The fresh-water mussels and snails and the crayfish burrow deep into the mud and silt at the bottom of ponds and streams where they lie motionless during the winter. The land snails, in late autumn, crawl beneath logs, and, burrowing deep into the soft mould, they withdraw far into their shells. Then each one forms with a mucous secretion two thin transparent membranes, one across the opening of the shell and one a little farther within, thus making the interior of the shell perfectly air-tight. There for five or six months he sleeps, free from the pangs of hunger and the blasts of winter, and when the balmy breezes of spring blow up from the south he breaks down and devours the protecting membrane and goes forth with his home on his back to seek fresh leaves for food and to find for himself a mate.
Next in the scale come the insects, which comprise four-fifths of all existing animals, and each one of the mighty horde seen in summer has passed the winter in some form. One must look for them in strange places and under many disguises; for they cannot migrate, as do the majority of the birds, nor can they live an active life while the source of their food supply, the plants, are inactive.

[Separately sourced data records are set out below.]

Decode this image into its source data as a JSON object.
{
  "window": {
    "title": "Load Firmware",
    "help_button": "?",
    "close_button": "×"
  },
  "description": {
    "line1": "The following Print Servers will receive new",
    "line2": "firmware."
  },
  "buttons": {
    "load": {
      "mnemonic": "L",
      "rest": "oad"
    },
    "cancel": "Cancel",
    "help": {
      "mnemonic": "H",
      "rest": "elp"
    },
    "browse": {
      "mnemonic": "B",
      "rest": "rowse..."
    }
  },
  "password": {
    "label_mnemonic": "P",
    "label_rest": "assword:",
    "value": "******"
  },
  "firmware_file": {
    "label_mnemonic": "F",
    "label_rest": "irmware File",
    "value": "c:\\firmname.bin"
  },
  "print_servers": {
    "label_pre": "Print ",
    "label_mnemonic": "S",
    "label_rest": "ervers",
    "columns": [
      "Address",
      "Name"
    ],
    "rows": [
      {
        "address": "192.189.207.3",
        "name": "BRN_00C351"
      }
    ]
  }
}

The majority of those insects which in May or June will be found feeding on the buds or leaves of our trees, or crawling worm-like over the grass of our lawns, or burrowing beneath the roots of our garden plants, are represented in the winter by the eggs alone. These eggs are deposited in autumn by the mother insect, on or near the object destined to furnish the young, or larvæ, their food. Each egg corresponds to a seed of one of our annual plants; being, like it, but a form of life so fashioned and fitted as to withstand for a long period intense cold; the mother insect, like the summer form of the plant, succumbing to the first severe frost.
Thus myriads of the eggs of grasshoppers are in the early autumn deposited in the ground, in compact masses of forty to sixty each. About mid-April they begin to hatch, and the sprightly little insects, devoid of wings, but otherwise like their parents, begin their life-work of changing grass into flesh.
Hedgehog Caterpillar.
A comparatively small number of insects pass the winter in the larval or active stage of the young. Of these, perhaps the best known is the brown “woolly worm” or “hedgehog caterpillar,” as it is familiarly called. It is thickly covered with stiff black hairs on each end, and with reddish hairs on the middle of the body. These hairs appear to be evenly and closely shorn, so as to give the animal a velvety look; and as they have a certain degree of elasticity, and the caterpillar curls up at the slightest touch, it generally manages to slip away when taken into the hand. Beneath loose bark, boards, rails, and stones, this caterpillar may be found in mid-winter, coiled up and apparently lifeless. On the first bright, sunny days of spring it may be seen crawling rapidly over the ground, seeking the earnest vegetation which will furnish it a literal “breakfast.” In April or May the chrysalis, surrounded by a loose cocoon formed of the hairs of the body interwoven with coarse silk, may be found in situations similar to those in which the larva passed the winter. From this, the perfect insect, the Isabella tiger moth, Pyrrharctia isabella Smith, emerges about the last of June. It is a medium sized moth, dull orange in color, with three rows of small black spots on the body, and some scattered spots of the same color on the wings.